All of the farming organisations rightly welcomed the decision by the Minister of Agriculture, Food and the Marine, Michael Creed, to push ahead with an advance on this year’s Common Agricultural Policy (CAP) payments.

This scenario was further boosted when Brussels gave the green light to a 70% initial contribution, rather than the 50% which would normally be the case in such circumstances. The payments will start arriving in bank accounts from next week onwards.

However, it seems to have been overlooked that those farmers selected for cross compliance and other inspections may well have to wait until these processes are competed, before receiving their money. In my opinion, this is inherently unfair.

It strikes me that every farmer should be eligible to receive the full advance payment over the coming days, with the top-up used as the vehicle from which fines can be deducted, if this turns out to be the order of the day.

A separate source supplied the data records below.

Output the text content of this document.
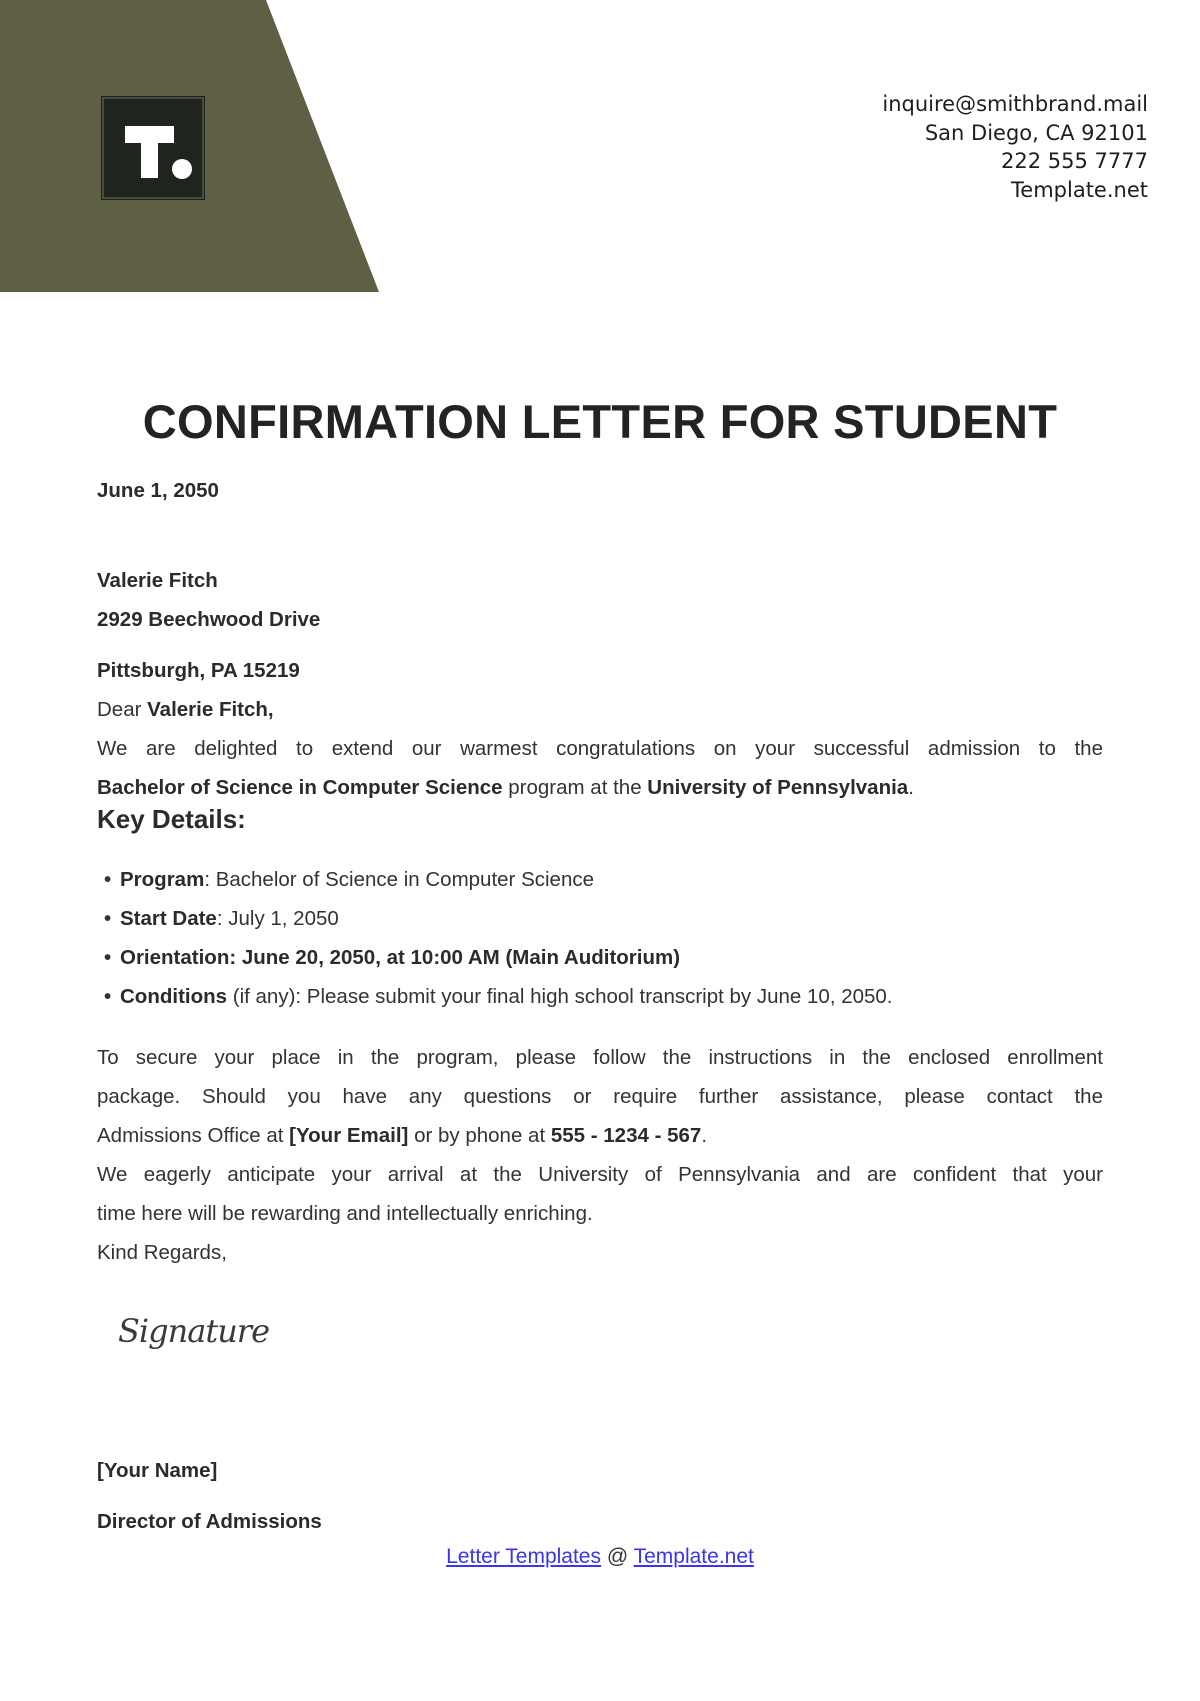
inquire@smithbrand.mail
San Diego, CA 92101
222 555 7777
Template.net
CONFIRMATION LETTER FOR STUDENT
June 1, 2050
Valerie Fitch
2929 Beechwood Drive
Pittsburgh, PA 15219
Dear Valerie Fitch,
We are delighted to extend our warmest congratulations on your successful admission to the
Bachelor of Science in Computer Science program at the University of Pennsylvania.
Key Details:
• Program: Bachelor of Science in Computer Science
• Start Date: July 1, 2050
• Orientation: June 20, 2050, at 10:00 AM (Main Auditorium)
• Conditions (if any): Please submit your final high school transcript by June 10, 2050.
To secure your place in the program, please follow the instructions in the enclosed enrollment
package. Should you have any questions or require further assistance, please contact the
Admissions Office at [Your Email] or by phone at 555 - 1234 - 567.
We eagerly anticipate your arrival at the University of Pennsylvania and are confident that your
time here will be rewarding and intellectually enriching.
Kind Regards,
Signature
[Your Name]
Director of Admissions
Letter Templates @ Template.net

It can take many weeks for a cross compliance inspection to take place and the ensuing report to be written.

This entire process will be further extended if producers are required to carry out on-farm improvement work.

Meanwhile, the support funds earmarked for the farmers in question remain in the government’s coffers.

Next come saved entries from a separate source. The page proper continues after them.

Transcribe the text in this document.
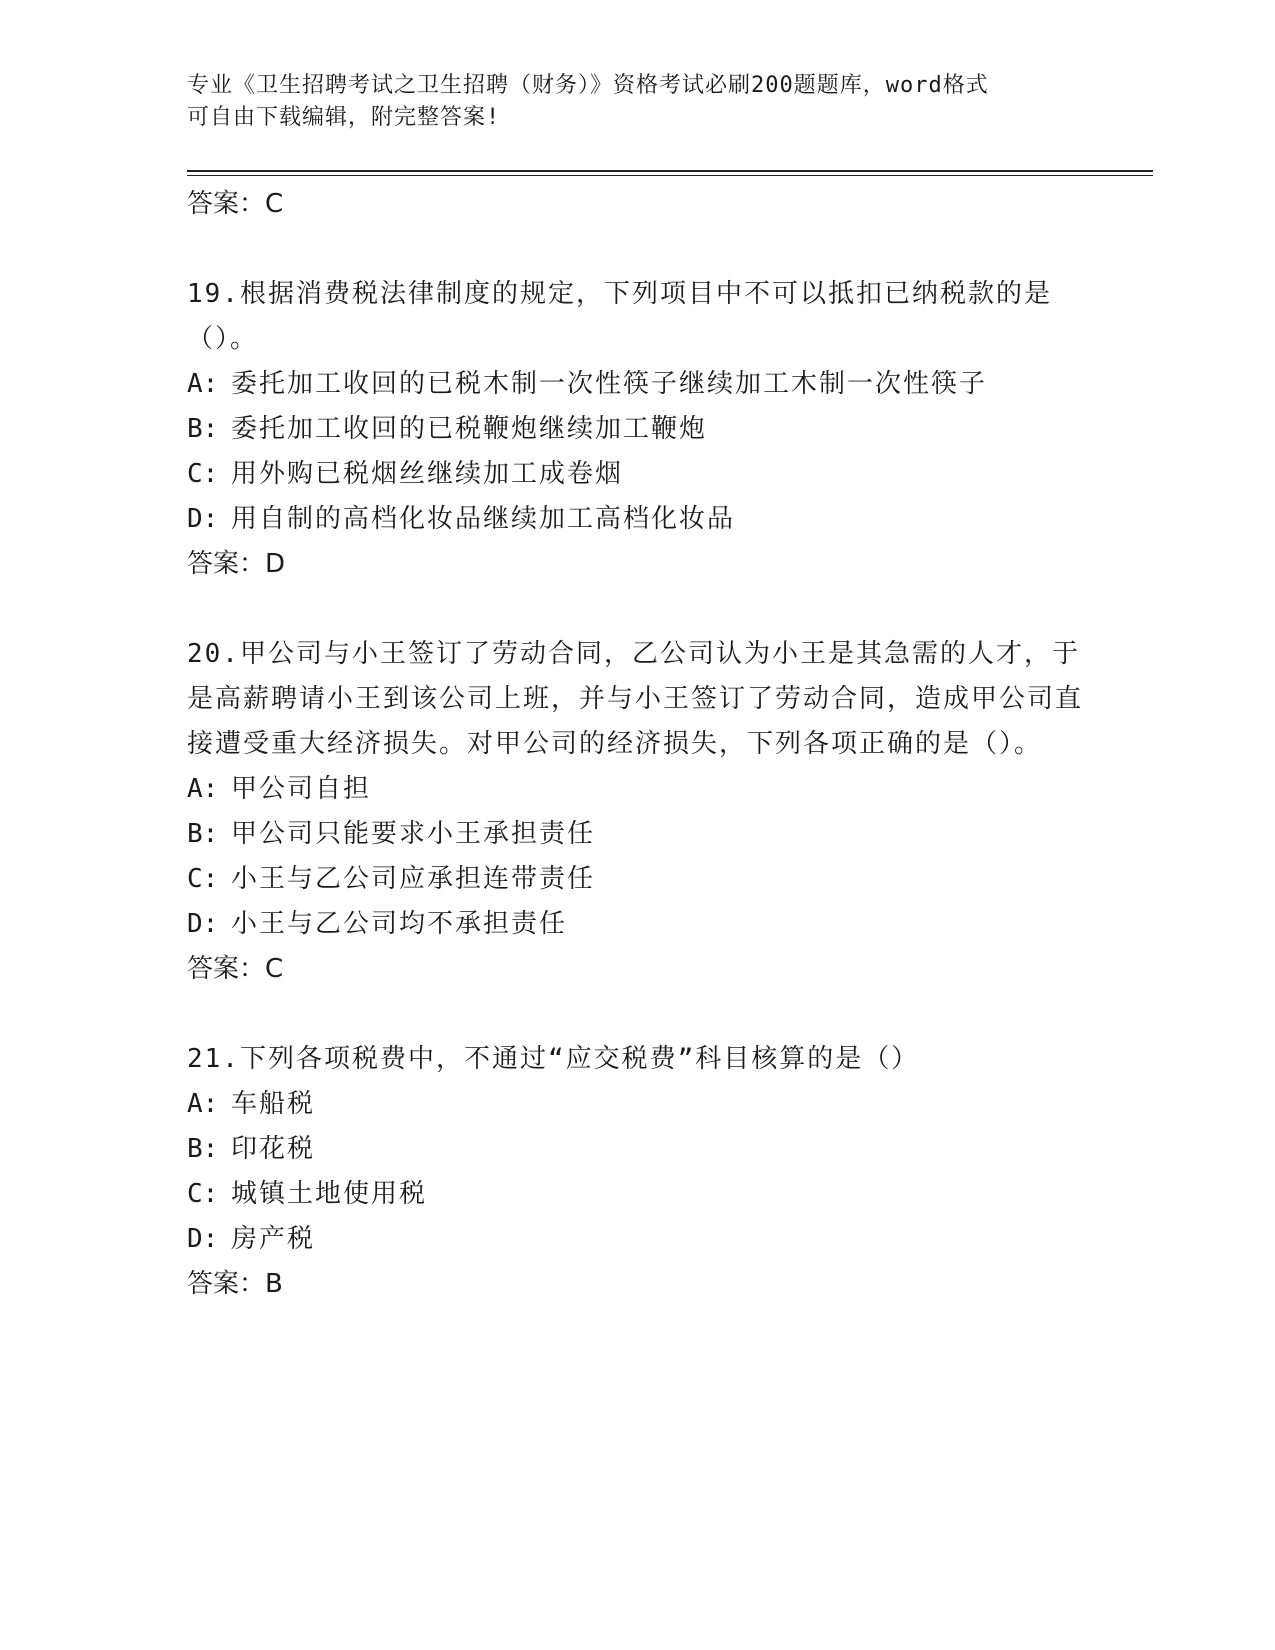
专业《卫生招聘考试之卫生招聘（财务）》资格考试必刷200题题库，word格式
可自由下载编辑，附完整答案!
答案：C
19.根据消费税法律制度的规定，下列项目中不可以抵扣已纳税款的是（）。
A: 委托加工收回的已税木制一次性筷子继续加工木制一次性筷子
B: 委托加工收回的已税鞭炮继续加工鞭炮
C: 用外购已税烟丝继续加工成卷烟
D: 用自制的高档化妆品继续加工高档化妆品
答案：D
20.甲公司与小王签订了劳动合同，乙公司认为小王是其急需的人才，于是高薪聘请小王到该公司上班，并与小王签订了劳动合同，造成甲公司直接遭受重大经济损失。对甲公司的经济损失，下列各项正确的是（）。
A: 甲公司自担
B: 甲公司只能要求小王承担责任
C: 小王与乙公司应承担连带责任
D: 小王与乙公司均不承担责任
答案：C
21.下列各项税费中，不通过“应交税费”科目核算的是（）
A: 车船税
B: 印花税
C: 城镇土地使用税
D: 房产税
答案：B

The Department of Agriculture and Teagasc staff are fully aware of the carnage, which this year’s atrocious weather is wreaking on farm businesses right across Ireland.

It doesn’t take Albert Einstein to work out that the August floods and the subsequent unsettled weather patterns have combined to make the continuation of normal farming practices an impossibility in many parts.

This is particularly so in the north and the west, where cattle have been housed since the end of July. But, in truth, the same scenario is unfolding in many other parts of the country.

As a consequence, most farmers now regard this year’s CAP advance as a form of weather aid payment, which they vitally need to keep their businesses solvent over the coming months.

Given these circumstances, it should be in the gift of Michael Creed to ensure that all farmers receive an advance CAP payment over the coming days.

Such a decision does not hold up the inspection processes now underway. And, as I pointed out above, any fines that may need to be levied can be deducted from the top-up payments, due later in the year.

In the meantime, every farming business can receive a much-needed cashflow boost.

It all seems like a win-win scenario to me.

Creed has stated that his staff will act to ensure the maximum number of applicants receive their advance payment at the earliest possible date, subject to the necessary requirements of the schemes being met”.

With respect, that’s not good enough. The minister should be in a position to guarantee a blanket commitment, where CAP advance payments are concerned, this year.